Let me ask you this; are you suggesting that "God", the all-Perfect, answers prayers?
If so, does this not mean that, in answering and altering the world in your favor, "God" has changed His mind?
Does this not mean "God" is changeable and thus not Perfect?
The trouble is that thinking about "God" as some kind of super-Father is a diminuation of G-D. It is IDOL WORSHIP. And thou shalt not worship the graven idol.
G-D is far more mysterious and deep than a bearded dude on a chair, dispensing justice at Armageddon. Those are human myths of revenge and redemption. G-D is beyond that.
We would do well to recognize G-D as being beyond the human, as it would open us to the immanent spiritual all around us, of which we are one aspect.
Peace.
No we have not done that in this country, and the need for it is greater than ever. Religious dogma is part of the problem, and has NOTHING to do with the solution.
It is YOU, SonofLiberty1, who needs to wake up.
I do believe I said "monolithic God". Your conception of god is, apparently different from mine. When we finally recognize the "divine" in all things, we may stand a chance as a species.
Christianity and the other andro-centric religions have done much harm to this earth and it's people's.we've even called the people's who lived in accordance with other than Christianity "savages". But it was they who were right, not the Christains.
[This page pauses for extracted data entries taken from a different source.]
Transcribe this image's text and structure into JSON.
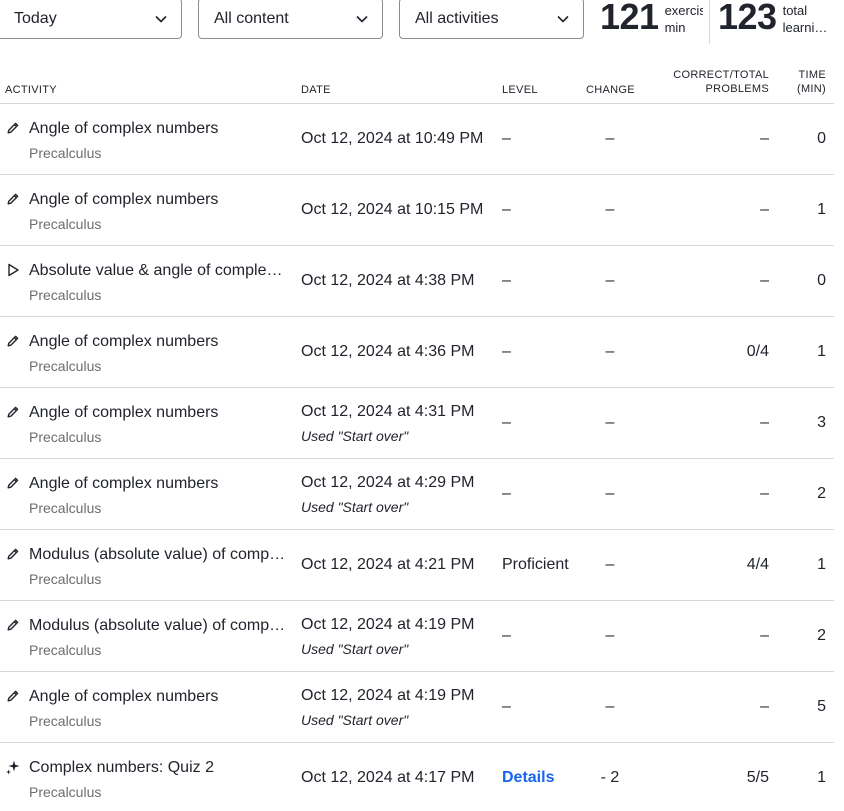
{
  "filters": {
    "date": "Today",
    "content": "All content",
    "activity": "All activities"
  },
  "stats": {
    "exercise_minutes": "121",
    "exercise_unit": "exercise\nmin",
    "total_minutes": "123",
    "total_unit": "total\nlearni…"
  },
  "table": {
    "headers": {
      "activity": "ACTIVITY",
      "date": "DATE",
      "level": "LEVEL",
      "change": "CHANGE",
      "correct_total_line1": "CORRECT/TOTAL",
      "correct_total_line2": "PROBLEMS",
      "time_line1": "TIME",
      "time_line2": "(MIN)"
    },
    "rows": [
      {
        "icon": "pencil-icon",
        "title": "Angle of complex numbers",
        "course": "Precalculus",
        "date": "Oct 12, 2024 at 10:49 PM",
        "note": "",
        "level": "–",
        "change": "–",
        "ctp": "–",
        "time": "0"
      },
      {
        "icon": "pencil-icon",
        "title": "Angle of complex numbers",
        "course": "Precalculus",
        "date": "Oct 12, 2024 at 10:15 PM",
        "note": "",
        "level": "–",
        "change": "–",
        "ctp": "–",
        "time": "1"
      },
      {
        "icon": "play-icon",
        "title": "Absolute value & angle of complex numbers",
        "course": "Precalculus",
        "date": "Oct 12, 2024 at 4:38 PM",
        "note": "",
        "level": "–",
        "change": "–",
        "ctp": "–",
        "time": "0"
      },
      {
        "icon": "pencil-icon",
        "title": "Angle of complex numbers",
        "course": "Precalculus",
        "date": "Oct 12, 2024 at 4:36 PM",
        "note": "",
        "level": "–",
        "change": "–",
        "ctp": "0/4",
        "time": "1"
      },
      {
        "icon": "pencil-icon",
        "title": "Angle of complex numbers",
        "course": "Precalculus",
        "date": "Oct 12, 2024 at 4:31 PM",
        "note": "Used \"Start over\"",
        "level": "–",
        "change": "–",
        "ctp": "–",
        "time": "3"
      },
      {
        "icon": "pencil-icon",
        "title": "Angle of complex numbers",
        "course": "Precalculus",
        "date": "Oct 12, 2024 at 4:29 PM",
        "note": "Used \"Start over\"",
        "level": "–",
        "change": "–",
        "ctp": "–",
        "time": "2"
      },
      {
        "icon": "pencil-icon",
        "title": "Modulus (absolute value) of complex numbers",
        "course": "Precalculus",
        "date": "Oct 12, 2024 at 4:21 PM",
        "note": "",
        "level": "Proficient",
        "change": "–",
        "ctp": "4/4",
        "time": "1"
      },
      {
        "icon": "pencil-icon",
        "title": "Modulus (absolute value) of complex numbers",
        "course": "Precalculus",
        "date": "Oct 12, 2024 at 4:19 PM",
        "note": "Used \"Start over\"",
        "level": "–",
        "change": "–",
        "ctp": "–",
        "time": "2"
      },
      {
        "icon": "pencil-icon",
        "title": "Angle of complex numbers",
        "course": "Precalculus",
        "date": "Oct 12, 2024 at 4:19 PM",
        "note": "Used \"Start over\"",
        "level": "–",
        "change": "–",
        "ctp": "–",
        "time": "5"
      },
      {
        "icon": "quiz-sparkle-icon",
        "title": "Complex numbers: Quiz 2",
        "course": "Precalculus",
        "date": "Oct 12, 2024 at 4:17 PM",
        "note": "",
        "level": "Details",
        "level_is_link": true,
        "change": "- 2",
        "ctp": "5/5",
        "time": "1"
      }
    ]
  },
  "colors": {
    "text": "#21242c",
    "subtext": "#6b6d70",
    "link": "#1865f2",
    "divider": "#d6d8da"
  }
}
The endless wars and devastation of the planet in the name of a monolithic GOD have proven that amply.
Try to educate yourself on what religion has done as opposed to what real spirituality is. Religion is a tool for social and political control. And I seldom see "righteousness" except for "self-righteousness".
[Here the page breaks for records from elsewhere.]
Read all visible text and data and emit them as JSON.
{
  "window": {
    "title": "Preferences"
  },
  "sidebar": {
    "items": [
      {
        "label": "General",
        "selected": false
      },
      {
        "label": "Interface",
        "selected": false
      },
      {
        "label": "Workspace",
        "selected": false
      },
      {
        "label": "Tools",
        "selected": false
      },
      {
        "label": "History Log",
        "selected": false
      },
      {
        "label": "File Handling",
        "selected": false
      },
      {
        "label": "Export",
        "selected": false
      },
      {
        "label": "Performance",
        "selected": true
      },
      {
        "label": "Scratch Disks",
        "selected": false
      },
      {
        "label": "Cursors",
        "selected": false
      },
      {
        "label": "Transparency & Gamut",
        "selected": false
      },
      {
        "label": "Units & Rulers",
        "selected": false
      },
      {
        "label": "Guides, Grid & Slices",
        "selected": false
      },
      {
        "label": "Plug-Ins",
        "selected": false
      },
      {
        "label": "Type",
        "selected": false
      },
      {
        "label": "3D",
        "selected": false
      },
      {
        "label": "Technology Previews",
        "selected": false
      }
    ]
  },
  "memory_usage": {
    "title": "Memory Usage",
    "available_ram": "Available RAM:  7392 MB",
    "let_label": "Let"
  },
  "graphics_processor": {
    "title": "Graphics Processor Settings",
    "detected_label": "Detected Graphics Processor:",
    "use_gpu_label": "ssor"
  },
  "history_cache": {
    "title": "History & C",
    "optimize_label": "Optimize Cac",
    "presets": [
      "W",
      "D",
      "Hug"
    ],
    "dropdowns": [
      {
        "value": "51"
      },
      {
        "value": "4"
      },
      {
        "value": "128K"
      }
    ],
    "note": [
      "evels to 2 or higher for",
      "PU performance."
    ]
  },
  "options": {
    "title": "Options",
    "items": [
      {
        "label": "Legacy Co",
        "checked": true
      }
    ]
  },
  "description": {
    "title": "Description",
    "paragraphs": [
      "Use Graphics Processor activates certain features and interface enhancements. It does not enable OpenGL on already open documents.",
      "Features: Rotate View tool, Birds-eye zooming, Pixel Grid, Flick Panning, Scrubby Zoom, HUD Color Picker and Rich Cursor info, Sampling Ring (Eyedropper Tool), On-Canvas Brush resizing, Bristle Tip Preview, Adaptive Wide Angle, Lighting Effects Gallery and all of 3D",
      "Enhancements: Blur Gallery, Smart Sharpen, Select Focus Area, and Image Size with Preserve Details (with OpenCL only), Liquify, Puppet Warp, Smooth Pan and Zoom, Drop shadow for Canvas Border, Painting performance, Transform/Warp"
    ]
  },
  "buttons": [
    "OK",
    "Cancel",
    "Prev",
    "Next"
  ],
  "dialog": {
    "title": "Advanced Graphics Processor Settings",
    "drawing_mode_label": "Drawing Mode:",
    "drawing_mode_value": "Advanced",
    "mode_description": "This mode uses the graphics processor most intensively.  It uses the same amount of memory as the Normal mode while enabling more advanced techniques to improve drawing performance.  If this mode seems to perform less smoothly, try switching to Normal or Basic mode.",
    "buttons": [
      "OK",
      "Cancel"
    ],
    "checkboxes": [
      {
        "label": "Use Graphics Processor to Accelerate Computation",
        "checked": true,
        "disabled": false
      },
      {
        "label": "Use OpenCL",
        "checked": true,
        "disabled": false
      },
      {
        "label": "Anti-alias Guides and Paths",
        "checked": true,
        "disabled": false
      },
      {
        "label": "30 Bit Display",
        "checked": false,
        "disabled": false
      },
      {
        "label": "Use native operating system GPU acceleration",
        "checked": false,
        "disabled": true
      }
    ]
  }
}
Stop leading unexamined lives. You'd be closer to Jesus if you got a little humility
Yeah the mortgage industry is a mess. But, it is a mess because people can't pay their mortgage. If it weren't for the Mortgage collapse many of us would still be in the dark about how these banks and insurance companies have been PLAYING all of us for years. We would have never been able to stop deregulation, now we can put a stop to deregulation. THE PROBLEM IS JOBS! If I were to get laid off today, I would have a hard time paying the bills. I would probably get behind on a few bills. I would probably have to get a loan, if I QUALIFY for the loans. If I don't qualifiy then I just want be able to pay a few of these bills and I will default. For years companies have been betting on mortgages. Some betting that they want default, and some betting that I will default. I don't even know how this is legal but they do this it is call Credit Default Swaps! When more and more people default the holder of the policy gets paid. The bank gets there property back and the defaulter gets nothing. Now that the value of homes have dropped the banks are getting homes back that aren't worth what the original note. The Insurance companies are getting brook paying the default swappers. This is how big companies like AIG began to collapse. Billionaire Jeff Greene pretty much got most of his wealth from this CORRUPT system.
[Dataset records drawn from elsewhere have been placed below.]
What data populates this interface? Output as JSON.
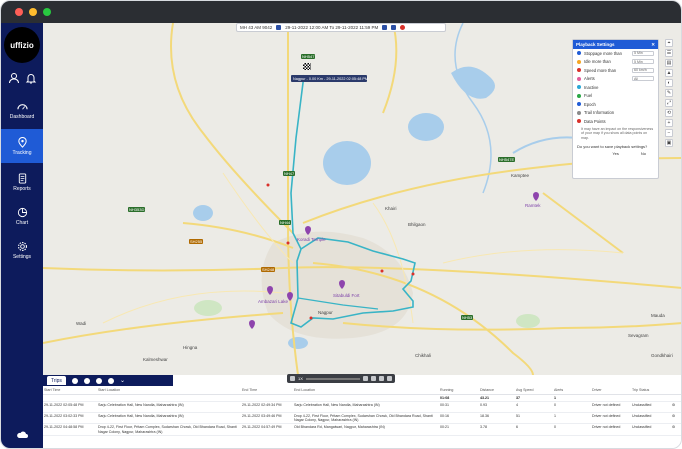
{
  "app": {
    "logo_text": "uffizio",
    "colors": {
      "sidebar": "#0d1b5c",
      "accent": "#1f5bd6",
      "route": "#39b4c6",
      "titlebar": "#2b2e33"
    }
  },
  "sidebar": {
    "items": [
      {
        "label": "Dashboard",
        "icon": "dashboard-icon"
      },
      {
        "label": "Tracking",
        "icon": "location-icon",
        "active": true
      },
      {
        "label": "Reports",
        "icon": "report-icon"
      },
      {
        "label": "Chart",
        "icon": "chart-icon"
      },
      {
        "label": "Settings",
        "icon": "gear-icon"
      }
    ]
  },
  "map_toolbar": {
    "vehicle": "MH 43 AM 9042",
    "range": "29-11-2022 12:00 AM To 29-11-2022 11:59 PM"
  },
  "route_tooltip": "Nagpur - 0.00 Km - 29-11-2022 02:05:48 PM",
  "map_labels": {
    "places": [
      "Kamptee",
      "Bhilgaon",
      "Khairi",
      "Wadi",
      "Nagpur",
      "Chikhali",
      "Kalmeshwar",
      "Hingna",
      "Gondkhairi",
      "Mauda",
      "Sevagram"
    ],
    "pois": [
      "Koradi Temple",
      "Ambazari Lake",
      "Sitabuldi Fort",
      "Ramtek"
    ],
    "highways": [
      "NH547",
      "NH47",
      "NH353D",
      "NH53",
      "SH255",
      "NH44",
      "NH547E",
      "SH248"
    ]
  },
  "playback_panel": {
    "title": "Playback Settings",
    "rows": [
      {
        "label": "Stoppage more than",
        "value": "5 Min",
        "color": "#1f5bd6"
      },
      {
        "label": "Idle more than",
        "value": "5 Min",
        "color": "#f5a623"
      },
      {
        "label": "Speed more than",
        "value": "60 km/h",
        "color": "#d9302a"
      },
      {
        "label": "Alerts",
        "value": "All",
        "color": "#e25c9a"
      },
      {
        "label": "Inactive",
        "value": "",
        "color": "#2aa7d6"
      },
      {
        "label": "Fuel",
        "value": "",
        "color": "#29a745"
      },
      {
        "label": "Epoch",
        "value": "",
        "color": "#1f5bd6"
      },
      {
        "label": "Trail Information",
        "value": "",
        "color": "#8a8a8a"
      },
      {
        "label": "Data Points",
        "value": "",
        "color": "#d9302a"
      }
    ],
    "note": "It may have an impact on the responsiveness of your map if you show all data points on map.",
    "question": "Do you want to save playback settings?",
    "yes": "Yes",
    "no": "No"
  },
  "map_tools": [
    "⌖",
    "☰",
    "▤",
    "▲",
    "◐",
    "✎",
    "⤢",
    "⟲",
    "+",
    "−",
    "▣"
  ],
  "player": {
    "speed": "1X"
  },
  "bottom": {
    "tab_label": "Trips",
    "columns": [
      "Start Time",
      "Start Location",
      "End Time",
      "End Location",
      "Running",
      "Distance",
      "Avg Speed",
      "Alerts",
      "Driver",
      "Trip Status"
    ],
    "totals": {
      "running": "01:08",
      "distance": "43.21",
      "avg_speed": "37",
      "alerts": "1"
    },
    "rows": [
      {
        "start_time": "29-11-2022 02:05:48 PM",
        "start_loc": "Sarju Celebration Hall, New Nandla, Maharashtra (IN)",
        "end_time": "29-11-2022 02:49:34 PM",
        "end_loc": "Sarju Celebration Hall, New Nandla, Maharashtra (IN)",
        "running": "00:31",
        "distance": "0.93",
        "avg": "4",
        "alerts": "0",
        "driver": "Driver not defined",
        "status": "Unclassified"
      },
      {
        "start_time": "29-11-2022 03:02:33 PM",
        "start_loc": "Sarju Celebration Hall, New Nandla, Maharashtra (IN)",
        "end_time": "29-11-2022 03:49:46 PM",
        "end_loc": "Drop 4-22, First Floor, Pritam Complex, Sudarshan Chowk, Old Bhandara Road, Shanti Nagar Colony, Nagpur, Maharashtra (IN)",
        "running": "00:16",
        "distance": "18.36",
        "avg": "51",
        "alerts": "1",
        "driver": "Driver not defined",
        "status": "Unclassified"
      },
      {
        "start_time": "29-11-2022 04:48:58 PM",
        "start_loc": "Drop 4-22, First Floor, Pritam Complex, Sudarshan Chowk, Old Bhandara Road, Shanti Nagar Colony, Nagpur, Maharashtra (IN)",
        "end_time": "29-11-2022 04:57:49 PM",
        "end_loc": "Old Bhandara Rd, Mangalwari, Nagpur, Maharashtra (IN)",
        "running": "00:21",
        "distance": "3.78",
        "avg": "6",
        "alerts": "0",
        "driver": "Driver not defined",
        "status": "Unclassified"
      }
    ]
  }
}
Many people saw this coming, the only question was "when?" My mother took all of her money out of the stock market more than 10 years ago, for example. In the face of the Bush years and going as far back a Reagan, there was little one could do -- protest, become more cynical, perhaps move to another country. Timing is everything. Perhaps now we can start setting things right, at least if Obama is elected.